漢方×栄養学の観点で、あなたの健康においしくアプローチ! 夏は水分が抜けて、体がぐったりしてしまうもの。少しでも元気に過ごしたいあなたに、いまから取り組める、簡単毎日食薬メニューを専門家がご紹介しますーー。

「“旬”の食材を選んで食べますと、元気を取り戻すことができます。反対に体によくないものは食べない。この考えを『食薬』と呼んでいます。夏は冷たいものを取りすぎないようにするなど、腸を冷やさないようにしましょう」

そう話すのは、『1週間に1つずつ 心がバテない食薬習慣』(ディスカヴァー・トゥエンティワン)の著者で、漢方カウンセラーの大久保愛さん。大久保さんは年間2,000人以上、体の不調に悩む人の相談を受けていて、体がバテないようにするための「食薬習慣」を勧めている。

体のバテを防ぐためにいちばん簡単なのは、「旬の栄養価の高い食材を選んで食べる」こと。毎日積み重ねると、薬に負けないほどの威力を発揮するという。そこで、梅雨の末期から、猛暑の時期に備えるための「食薬」メニューを教えてもらった。

■しょうが入りルイボスティー

雨の日が続くと、家の中でひきこもりになりがち。運動不足のうえ、テレビやスマホの見すぎで姿勢まで悪くしてしまうことも。

「長引く巣ごもりで運動不足が重なりますと、筋力低下や体のゆがみから、内臓下垂を引き起こし、下腹がポッコリしてくることがあります。
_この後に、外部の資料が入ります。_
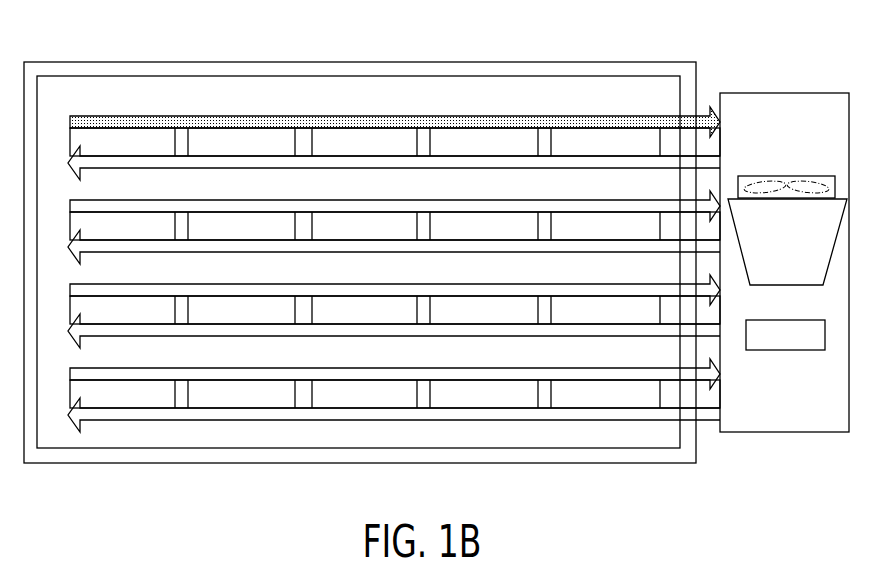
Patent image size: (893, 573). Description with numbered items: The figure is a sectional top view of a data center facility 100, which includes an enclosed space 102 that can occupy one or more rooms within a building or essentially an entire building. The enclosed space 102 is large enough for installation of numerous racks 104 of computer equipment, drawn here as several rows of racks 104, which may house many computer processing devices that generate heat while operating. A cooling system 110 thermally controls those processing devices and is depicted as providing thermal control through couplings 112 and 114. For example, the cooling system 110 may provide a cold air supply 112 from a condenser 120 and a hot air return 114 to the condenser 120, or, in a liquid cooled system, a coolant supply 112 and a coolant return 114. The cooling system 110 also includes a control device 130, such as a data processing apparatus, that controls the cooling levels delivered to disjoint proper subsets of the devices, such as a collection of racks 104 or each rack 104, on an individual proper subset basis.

The data center facility 100 is at (164, 46).
The enclosed space 102 is at (45, 105).
The racks 104 is at (108, 152).
The cooling system 110 is at (768, 122).
The coupling (cold air supply / coolant supply) 112 is at (688, 416).
The coupling (hot air return / coolant return) 114 is at (690, 113).
The condenser 120 is at (772, 284).
The control device 130 is at (772, 345).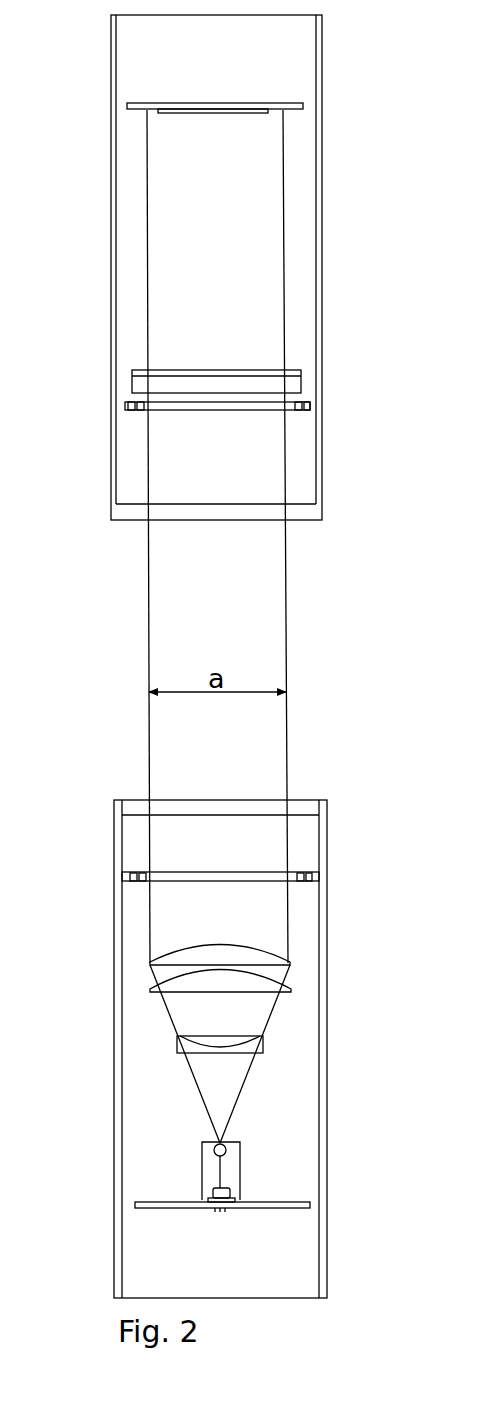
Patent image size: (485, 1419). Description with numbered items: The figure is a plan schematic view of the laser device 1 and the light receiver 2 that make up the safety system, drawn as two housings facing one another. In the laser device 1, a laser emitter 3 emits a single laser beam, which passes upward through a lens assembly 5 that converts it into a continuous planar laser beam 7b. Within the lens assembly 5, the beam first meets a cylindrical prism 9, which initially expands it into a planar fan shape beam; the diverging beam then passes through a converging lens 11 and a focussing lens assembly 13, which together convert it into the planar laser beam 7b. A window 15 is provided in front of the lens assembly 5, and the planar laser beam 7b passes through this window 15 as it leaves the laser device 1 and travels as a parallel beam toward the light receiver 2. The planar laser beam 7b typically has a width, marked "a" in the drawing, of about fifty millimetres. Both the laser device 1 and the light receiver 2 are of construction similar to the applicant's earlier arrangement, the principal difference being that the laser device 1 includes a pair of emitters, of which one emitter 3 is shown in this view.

The laser device 1 is at (116, 1245).
The light receiver 2 is at (110, 272).
The laser emitter 3 is at (247, 1198).
The lens assembly 5 is at (230, 1079).
The planar laser beam 7b is at (210, 589).
The cylindrical prism 9 is at (242, 1150).
The converging lens 11 is at (270, 1036).
The focussing lens assembly 13 is at (298, 950).
The window 15 is at (322, 878).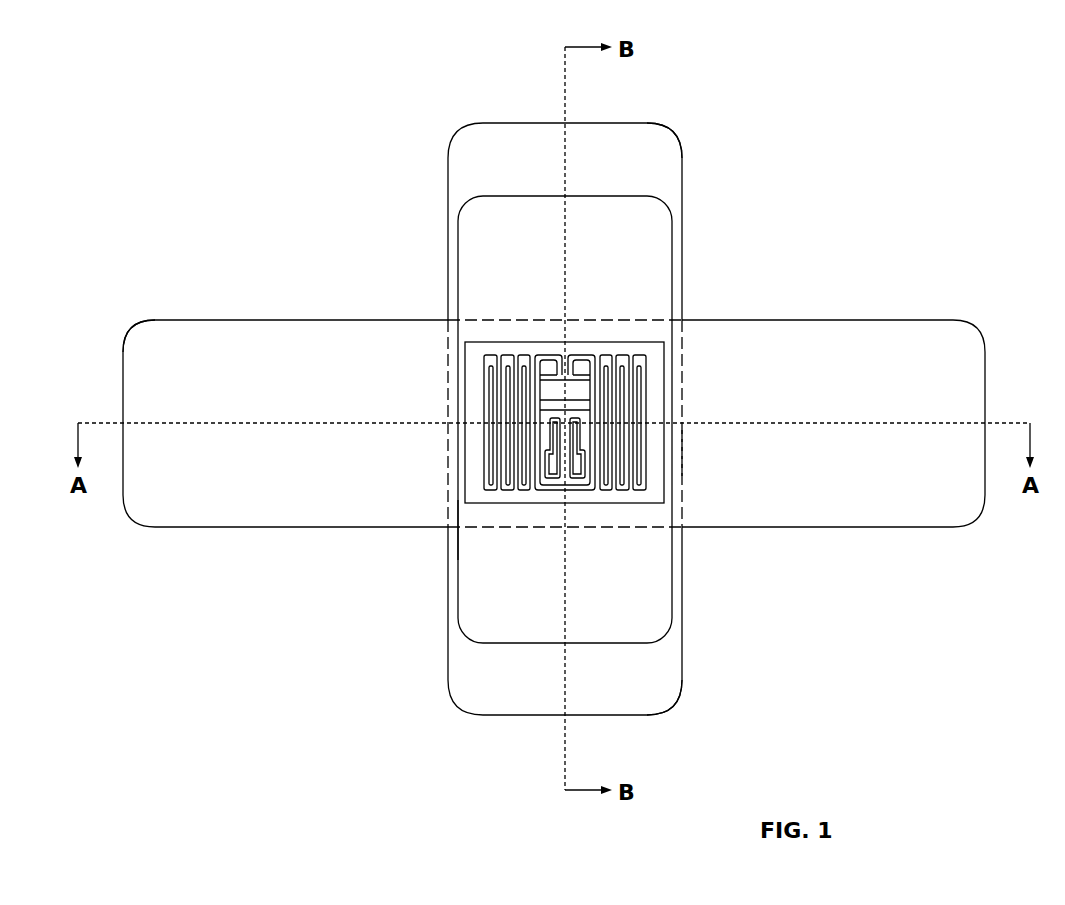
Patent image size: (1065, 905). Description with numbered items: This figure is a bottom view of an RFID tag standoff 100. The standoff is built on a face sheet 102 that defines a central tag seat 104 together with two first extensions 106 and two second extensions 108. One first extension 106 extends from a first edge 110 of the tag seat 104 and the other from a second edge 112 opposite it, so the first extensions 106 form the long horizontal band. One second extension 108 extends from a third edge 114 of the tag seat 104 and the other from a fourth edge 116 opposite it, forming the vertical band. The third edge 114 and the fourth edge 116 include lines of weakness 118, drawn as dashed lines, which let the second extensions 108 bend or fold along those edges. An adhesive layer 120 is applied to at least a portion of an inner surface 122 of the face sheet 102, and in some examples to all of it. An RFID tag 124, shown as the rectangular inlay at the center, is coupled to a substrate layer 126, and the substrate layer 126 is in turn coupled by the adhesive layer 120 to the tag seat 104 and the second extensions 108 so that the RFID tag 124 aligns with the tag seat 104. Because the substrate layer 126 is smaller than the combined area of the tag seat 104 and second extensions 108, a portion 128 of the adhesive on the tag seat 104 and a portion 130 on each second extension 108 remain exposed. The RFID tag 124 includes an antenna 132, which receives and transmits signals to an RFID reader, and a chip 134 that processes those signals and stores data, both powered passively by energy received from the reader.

The RFID tag standoff 100 is at (276, 66).
The face sheet 102 is at (253, 343).
The tag seat 104 is at (648, 338).
The first extensions 106 is at (194, 320).
The second extensions 108 is at (496, 122).
The first edge 110 is at (448, 395).
The second edge 112 is at (683, 492).
The third edge 114 is at (622, 320).
The fourth edge 116 is at (485, 490).
The lines of weakness 118 is at (502, 320).
The adhesive layer 120 is at (633, 140).
The inner surface 122 is at (140, 360).
The RFID tag 124 is at (457, 471).
The substrate layer 126 is at (487, 225).
The portion of the adhesive layer 128 is at (677, 453).
The portion of the adhesive layer 130 is at (667, 158).
The antenna 132 is at (458, 527).
The chip 134 is at (563, 427).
消化機能が弱まるのでまずは、姿勢を正すと同時に、胃腸を温めましょう」(大久保さん・以下同)

今の時期は、アイスコーヒーや炭酸飲料などをつい飲みすぎてしまうが、大久保さんのおすすめは、温かいルイボスティーに、すりおろしたしょうがを入れたもの。

「ルイボスティーは、ノンカフェインで、カリウム、カルシウム、マグネシウムなどのミネラルや、抗酸化作用があるポリフェノールが豊富に含まれています。汗をかくと水分とともにミネラルも一緒に出てしまいます。腸内の水分が不足すると便秘になってしまうので、水分とともにミネラルをしっかりと補いましょう」

■トマトの豚汁

エアコンの効いた部屋で過ごしていると、体温調節ができず、熱がこもってだるくなる。

「体の熱を冷ます旬の野菜はトマトです。トマトには体内にこもった熱や、炎症を抑える働きを持つクエン酸やリンゴ酸などが含まれています。また、ミネラルや、抗酸化作用のあるリコピンも含まれています」

サラダにして食べるのもいいが、腸を冷やすので、できればスープなど温かい汁物に入れたい。特に、疲労回復の効果があるビタミンB1が豊富な豚肉と、腸内環境を整える味噌をベースにした“豚汁”にトッピングすると相乗効果が!

「豚肉など高タンパクの食材を取り入れることで、筋力の強化や代謝アップが期待できます。疲れやすいといった不調が改善されます」

■大葉と納豆のネバネバあえ

毎日食べたいのは“食べる整腸薬”ともいわれる納豆。大豆を発酵させたネバネバ菌が腸内環境を整えて、タンパク質まで取れるスーパーフード。

「ナットウキナーゼという酵素には、血液をサラサラにする働きがありますが、熱に弱い性質があるので、加熱しないで食べるのがおすすめです。大葉には抗酸化作用のあるβカロチンが豊富に含まれています。免疫力のアップにも一役買ってくれますので、さまざまな料理にトッピングして積極的に食べることをおすすめします」

蒸し暑さや夏風邪で「食欲がわかない」というときこそ、大葉を食べると、食欲を増進させるという。さらに、大葉の香り成分には、リラックスを促す作用もあるので、天気の変化や暑さで自律神経が乱れてしまっているときに食べると効果的だという。

まずは1日1食、菓子パンやカップ麺で済ませがちなお昼のメニューに、1品プラスすることからスタートしてみよう。